|Miller, Susan - Sue|
|Samac, Deborah - Debby|
Submitted to: Meeting Abstract
Publication Type: Abstract Only
Publication Acceptance Date: 4/4/2005
Publication Date: 4/4/2005
Citation: Liu, J., Miller, S.S., Graham, M., Bucciarelli, B., Catalano, C.M., Sherrier, D.J., Samac, D.A., Ivashuta, S., Fedorova, M., Matsumoto, P., Gantt, J.S., Vance, C.P. 2005. Root nodule specific calmodulin-like proteins; co-opting genes for symbiosis. 2nd Australian Model Legume Workshop Proceedings, April 5-8, 2005, Rottnest Island, Western Australia. p. 13.

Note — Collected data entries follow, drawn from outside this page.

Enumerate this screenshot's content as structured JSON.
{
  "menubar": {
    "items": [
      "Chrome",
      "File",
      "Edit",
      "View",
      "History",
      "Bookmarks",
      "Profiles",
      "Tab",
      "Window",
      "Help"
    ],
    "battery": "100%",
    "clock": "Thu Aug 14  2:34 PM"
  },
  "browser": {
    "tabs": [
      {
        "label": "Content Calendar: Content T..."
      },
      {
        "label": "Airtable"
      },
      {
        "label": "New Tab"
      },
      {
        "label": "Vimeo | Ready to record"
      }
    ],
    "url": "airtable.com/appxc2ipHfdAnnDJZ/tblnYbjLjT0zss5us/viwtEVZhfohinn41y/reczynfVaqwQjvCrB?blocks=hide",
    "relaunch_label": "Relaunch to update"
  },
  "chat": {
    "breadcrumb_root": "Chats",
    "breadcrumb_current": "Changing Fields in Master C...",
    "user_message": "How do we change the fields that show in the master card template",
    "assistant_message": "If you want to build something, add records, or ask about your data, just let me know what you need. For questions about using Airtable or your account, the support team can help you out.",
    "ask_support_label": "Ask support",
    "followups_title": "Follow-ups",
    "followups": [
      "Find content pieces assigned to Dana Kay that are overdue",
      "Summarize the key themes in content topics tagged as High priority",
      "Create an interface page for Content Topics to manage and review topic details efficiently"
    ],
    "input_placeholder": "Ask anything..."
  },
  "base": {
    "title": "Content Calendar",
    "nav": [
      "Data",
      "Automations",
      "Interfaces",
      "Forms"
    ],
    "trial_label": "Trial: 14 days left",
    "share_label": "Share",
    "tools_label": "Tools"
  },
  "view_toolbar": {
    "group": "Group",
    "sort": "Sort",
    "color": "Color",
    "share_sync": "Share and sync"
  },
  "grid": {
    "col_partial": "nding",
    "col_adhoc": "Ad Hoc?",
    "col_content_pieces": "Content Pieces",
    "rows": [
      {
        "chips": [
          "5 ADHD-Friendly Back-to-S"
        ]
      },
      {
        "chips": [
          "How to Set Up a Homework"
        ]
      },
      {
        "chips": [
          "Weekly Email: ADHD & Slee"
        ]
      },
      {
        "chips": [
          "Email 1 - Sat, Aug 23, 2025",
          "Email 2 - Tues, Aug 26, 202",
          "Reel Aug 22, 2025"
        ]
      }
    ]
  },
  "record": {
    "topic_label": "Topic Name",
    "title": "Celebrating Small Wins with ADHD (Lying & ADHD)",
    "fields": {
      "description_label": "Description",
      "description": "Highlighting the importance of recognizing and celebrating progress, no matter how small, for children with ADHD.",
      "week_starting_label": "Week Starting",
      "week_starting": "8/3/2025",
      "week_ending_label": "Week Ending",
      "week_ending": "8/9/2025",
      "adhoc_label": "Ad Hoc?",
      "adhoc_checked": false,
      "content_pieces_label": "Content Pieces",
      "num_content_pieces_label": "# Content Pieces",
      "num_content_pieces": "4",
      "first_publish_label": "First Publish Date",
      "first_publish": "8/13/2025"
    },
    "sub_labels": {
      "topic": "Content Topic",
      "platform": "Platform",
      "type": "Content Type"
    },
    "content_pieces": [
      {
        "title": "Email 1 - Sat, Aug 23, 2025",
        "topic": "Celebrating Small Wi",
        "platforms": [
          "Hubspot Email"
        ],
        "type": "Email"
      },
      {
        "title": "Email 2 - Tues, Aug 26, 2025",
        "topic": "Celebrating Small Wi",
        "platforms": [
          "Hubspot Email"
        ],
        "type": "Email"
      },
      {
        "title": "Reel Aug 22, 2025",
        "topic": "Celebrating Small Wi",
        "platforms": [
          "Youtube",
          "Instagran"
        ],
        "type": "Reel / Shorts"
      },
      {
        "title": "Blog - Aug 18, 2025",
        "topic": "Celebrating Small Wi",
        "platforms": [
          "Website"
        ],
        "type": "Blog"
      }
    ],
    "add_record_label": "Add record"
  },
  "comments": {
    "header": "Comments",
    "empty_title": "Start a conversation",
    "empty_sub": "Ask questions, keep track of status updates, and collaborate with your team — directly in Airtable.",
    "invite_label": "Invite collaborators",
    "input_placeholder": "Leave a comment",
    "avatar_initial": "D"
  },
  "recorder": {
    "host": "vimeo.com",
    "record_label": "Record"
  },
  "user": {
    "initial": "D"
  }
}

Technical Abstract: Legume-rhizobia symbiotic nitrogen (N2) fixation plays a critical role in sustainable N management in agriculture and in Earth’s N cycle. Signaling between rhizobia and legumes initiates development of a unique plant organ, the root nodule, where the bacteria undergo endocytosis and become surrounded by a plant membrane to form a symbiosome (Sym). Between this membrane and the encased bacteria there exists a matrix-filled space (the symbiosome space, SymS) that is thought to contain a mixture of plant- and bacterially-derived proteins and about which little is known. Maintenance of the symbiosis state requires continuous communication between the plant and bacterial partners. Here we show in the model legume Medicago truncatula (Mt) that a novel family of six calmodulin-like proteins (CaMLs) are expressed specifically in root nodules, are localized within the SymS, and are required for effective symbiosis. All six nodule-specific CaML genes are clustered in the Mt genome along with two other nodule-specific genes, nodulin-22 and nodulin-25. Sequence comparisons and phylogenetic analysis suggest that an unequal recombination event occurred between nodulin-25 and a nearby calmodulin (CaM) gave rise to the first CaML and the gene family evolved by tandem duplication and divergence. The data provide striking evidence for the co-opting of a ubiquitous Ca2+-binding gene for symbiotic purposes.